ISPs try to make it as hard as possible to use 3rd party modems. A normie is never going to have the time and know-how to figure it out.
Just like how VPNs try to prevent users from manually configuring their own openvpn or wireguard
Title is misleading! It specifically talks about FREE VPN users! No wonder mate. If you are using a FREE VPN service you are seriously asking for trouble. Hell you can't even fully trust most PAID VPN providers let alone FREE ones. Choose a great VPN provider with strictly no logs policy and in a privacy-friendly jurisdiction such as ExpressVPN.
Do you really trust massive corporations who hide all their assets under different VPN names?
Then of course, granted that a VPN, no matter how great and secure will never fully protect in cases of data breaches or in the case of info-stealing Trojans if you're not using a secure OS. Or even from Microsoft's spyware, but it does protect you again idiots trying to sniff your login details while on a public connection or from Government tracking and interceptions/sniffing.
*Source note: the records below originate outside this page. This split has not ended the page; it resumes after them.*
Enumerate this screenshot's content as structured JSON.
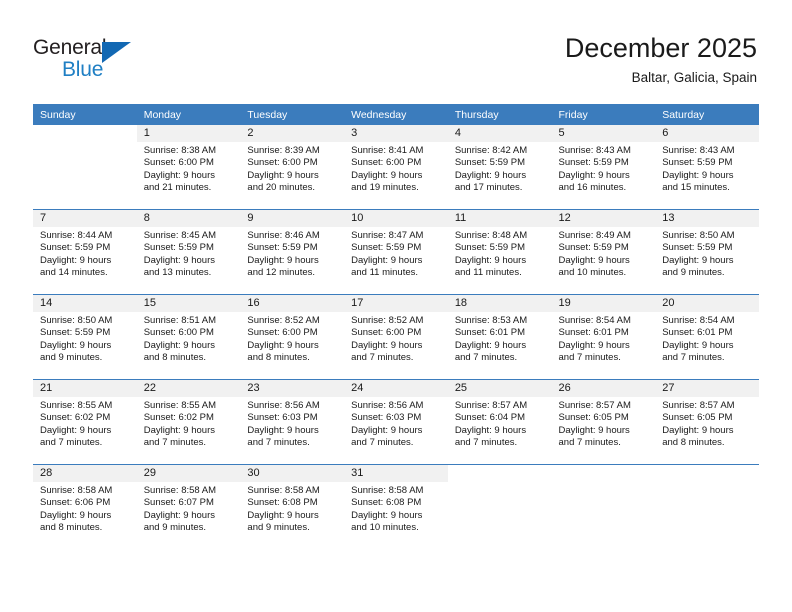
{
  "brand": {
    "name_part1": "General",
    "name_part2": "Blue",
    "triangle_icon": "triangle-icon",
    "accent_color": "#1f7fc4",
    "triangle_color": "#1268b3"
  },
  "header": {
    "title": "December 2025",
    "subtitle": "Baltar, Galicia, Spain"
  },
  "calendar": {
    "header_bg": "#3b7cbd",
    "daynum_bg": "#f1f1f1",
    "weekday_headers": [
      "Sunday",
      "Monday",
      "Tuesday",
      "Wednesday",
      "Thursday",
      "Friday",
      "Saturday"
    ],
    "weeks": [
      [
        {
          "day": "",
          "sunrise": "",
          "sunset": "",
          "daylight_line1": "",
          "daylight_line2": "",
          "blank": true
        },
        {
          "day": "1",
          "sunrise": "Sunrise: 8:38 AM",
          "sunset": "Sunset: 6:00 PM",
          "daylight_line1": "Daylight: 9 hours",
          "daylight_line2": "and 21 minutes."
        },
        {
          "day": "2",
          "sunrise": "Sunrise: 8:39 AM",
          "sunset": "Sunset: 6:00 PM",
          "daylight_line1": "Daylight: 9 hours",
          "daylight_line2": "and 20 minutes."
        },
        {
          "day": "3",
          "sunrise": "Sunrise: 8:41 AM",
          "sunset": "Sunset: 6:00 PM",
          "daylight_line1": "Daylight: 9 hours",
          "daylight_line2": "and 19 minutes."
        },
        {
          "day": "4",
          "sunrise": "Sunrise: 8:42 AM",
          "sunset": "Sunset: 5:59 PM",
          "daylight_line1": "Daylight: 9 hours",
          "daylight_line2": "and 17 minutes."
        },
        {
          "day": "5",
          "sunrise": "Sunrise: 8:43 AM",
          "sunset": "Sunset: 5:59 PM",
          "daylight_line1": "Daylight: 9 hours",
          "daylight_line2": "and 16 minutes."
        },
        {
          "day": "6",
          "sunrise": "Sunrise: 8:43 AM",
          "sunset": "Sunset: 5:59 PM",
          "daylight_line1": "Daylight: 9 hours",
          "daylight_line2": "and 15 minutes."
        }
      ],
      [
        {
          "day": "7",
          "sunrise": "Sunrise: 8:44 AM",
          "sunset": "Sunset: 5:59 PM",
          "daylight_line1": "Daylight: 9 hours",
          "daylight_line2": "and 14 minutes."
        },
        {
          "day": "8",
          "sunrise": "Sunrise: 8:45 AM",
          "sunset": "Sunset: 5:59 PM",
          "daylight_line1": "Daylight: 9 hours",
          "daylight_line2": "and 13 minutes."
        },
        {
          "day": "9",
          "sunrise": "Sunrise: 8:46 AM",
          "sunset": "Sunset: 5:59 PM",
          "daylight_line1": "Daylight: 9 hours",
          "daylight_line2": "and 12 minutes."
        },
        {
          "day": "10",
          "sunrise": "Sunrise: 8:47 AM",
          "sunset": "Sunset: 5:59 PM",
          "daylight_line1": "Daylight: 9 hours",
          "daylight_line2": "and 11 minutes."
        },
        {
          "day": "11",
          "sunrise": "Sunrise: 8:48 AM",
          "sunset": "Sunset: 5:59 PM",
          "daylight_line1": "Daylight: 9 hours",
          "daylight_line2": "and 11 minutes."
        },
        {
          "day": "12",
          "sunrise": "Sunrise: 8:49 AM",
          "sunset": "Sunset: 5:59 PM",
          "daylight_line1": "Daylight: 9 hours",
          "daylight_line2": "and 10 minutes."
        },
        {
          "day": "13",
          "sunrise": "Sunrise: 8:50 AM",
          "sunset": "Sunset: 5:59 PM",
          "daylight_line1": "Daylight: 9 hours",
          "daylight_line2": "and 9 minutes."
        }
      ],
      [
        {
          "day": "14",
          "sunrise": "Sunrise: 8:50 AM",
          "sunset": "Sunset: 5:59 PM",
          "daylight_line1": "Daylight: 9 hours",
          "daylight_line2": "and 9 minutes."
        },
        {
          "day": "15",
          "sunrise": "Sunrise: 8:51 AM",
          "sunset": "Sunset: 6:00 PM",
          "daylight_line1": "Daylight: 9 hours",
          "daylight_line2": "and 8 minutes."
        },
        {
          "day": "16",
          "sunrise": "Sunrise: 8:52 AM",
          "sunset": "Sunset: 6:00 PM",
          "daylight_line1": "Daylight: 9 hours",
          "daylight_line2": "and 8 minutes."
        },
        {
          "day": "17",
          "sunrise": "Sunrise: 8:52 AM",
          "sunset": "Sunset: 6:00 PM",
          "daylight_line1": "Daylight: 9 hours",
          "daylight_line2": "and 7 minutes."
        },
        {
          "day": "18",
          "sunrise": "Sunrise: 8:53 AM",
          "sunset": "Sunset: 6:01 PM",
          "daylight_line1": "Daylight: 9 hours",
          "daylight_line2": "and 7 minutes."
        },
        {
          "day": "19",
          "sunrise": "Sunrise: 8:54 AM",
          "sunset": "Sunset: 6:01 PM",
          "daylight_line1": "Daylight: 9 hours",
          "daylight_line2": "and 7 minutes."
        },
        {
          "day": "20",
          "sunrise": "Sunrise: 8:54 AM",
          "sunset": "Sunset: 6:01 PM",
          "daylight_line1": "Daylight: 9 hours",
          "daylight_line2": "and 7 minutes."
        }
      ],
      [
        {
          "day": "21",
          "sunrise": "Sunrise: 8:55 AM",
          "sunset": "Sunset: 6:02 PM",
          "daylight_line1": "Daylight: 9 hours",
          "daylight_line2": "and 7 minutes."
        },
        {
          "day": "22",
          "sunrise": "Sunrise: 8:55 AM",
          "sunset": "Sunset: 6:02 PM",
          "daylight_line1": "Daylight: 9 hours",
          "daylight_line2": "and 7 minutes."
        },
        {
          "day": "23",
          "sunrise": "Sunrise: 8:56 AM",
          "sunset": "Sunset: 6:03 PM",
          "daylight_line1": "Daylight: 9 hours",
          "daylight_line2": "and 7 minutes."
        },
        {
          "day": "24",
          "sunrise": "Sunrise: 8:56 AM",
          "sunset": "Sunset: 6:03 PM",
          "daylight_line1": "Daylight: 9 hours",
          "daylight_line2": "and 7 minutes."
        },
        {
          "day": "25",
          "sunrise": "Sunrise: 8:57 AM",
          "sunset": "Sunset: 6:04 PM",
          "daylight_line1": "Daylight: 9 hours",
          "daylight_line2": "and 7 minutes."
        },
        {
          "day": "26",
          "sunrise": "Sunrise: 8:57 AM",
          "sunset": "Sunset: 6:05 PM",
          "daylight_line1": "Daylight: 9 hours",
          "daylight_line2": "and 7 minutes."
        },
        {
          "day": "27",
          "sunrise": "Sunrise: 8:57 AM",
          "sunset": "Sunset: 6:05 PM",
          "daylight_line1": "Daylight: 9 hours",
          "daylight_line2": "and 8 minutes."
        }
      ],
      [
        {
          "day": "28",
          "sunrise": "Sunrise: 8:58 AM",
          "sunset": "Sunset: 6:06 PM",
          "daylight_line1": "Daylight: 9 hours",
          "daylight_line2": "and 8 minutes."
        },
        {
          "day": "29",
          "sunrise": "Sunrise: 8:58 AM",
          "sunset": "Sunset: 6:07 PM",
          "daylight_line1": "Daylight: 9 hours",
          "daylight_line2": "and 9 minutes."
        },
        {
          "day": "30",
          "sunrise": "Sunrise: 8:58 AM",
          "sunset": "Sunset: 6:08 PM",
          "daylight_line1": "Daylight: 9 hours",
          "daylight_line2": "and 9 minutes."
        },
        {
          "day": "31",
          "sunrise": "Sunrise: 8:58 AM",
          "sunset": "Sunset: 6:08 PM",
          "daylight_line1": "Daylight: 9 hours",
          "daylight_line2": "and 10 minutes."
        },
        {
          "day": "",
          "sunrise": "",
          "sunset": "",
          "daylight_line1": "",
          "daylight_line2": "",
          "blank": true
        },
        {
          "day": "",
          "sunrise": "",
          "sunset": "",
          "daylight_line1": "",
          "daylight_line2": "",
          "blank": true
        },
        {
          "day": "",
          "sunrise": "",
          "sunset": "",
          "daylight_line1": "",
          "daylight_line2": "",
          "blank": true
        }
      ]
    ]
  }
}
@@SwitchedtoLinux not sure what you mean by that exactly, but I do trust ExpressVPN as they have a massive proven record of independent 3rd party audits and also in the case of an incident in Turkey, where the government blitzed and seized their servers after demanding ExpressVPN for the connection logs but they refused to cooperate. And even after seizing the servers the Turkish authorities didn't manage to get anything at all, as there really was nothing there. ExpressVPN's servers run on RAM storage ONLY, not on Hard Drives or SSD storage so anything just passes and goes away. In the case of a power cut obviously everything is not retained either.
@@SwitchedtoLinux then of course no matter how good or safe a VPN is the rest is obviously down to the user. The problem is the fact that people like to think that security is like a magic thing, this thing that you get and automagically makes you invincible and what not. But at the end of the day, as I always like to say, even though 100% security is an absolute utopia, it starts with each and every one of us. VPNs and everything else are merely tools that we can use to our advantage to help strengthen our security but relying on these tools exclusively thinking they will do the work for us and forget about everything else is even more insecure than having them I would say.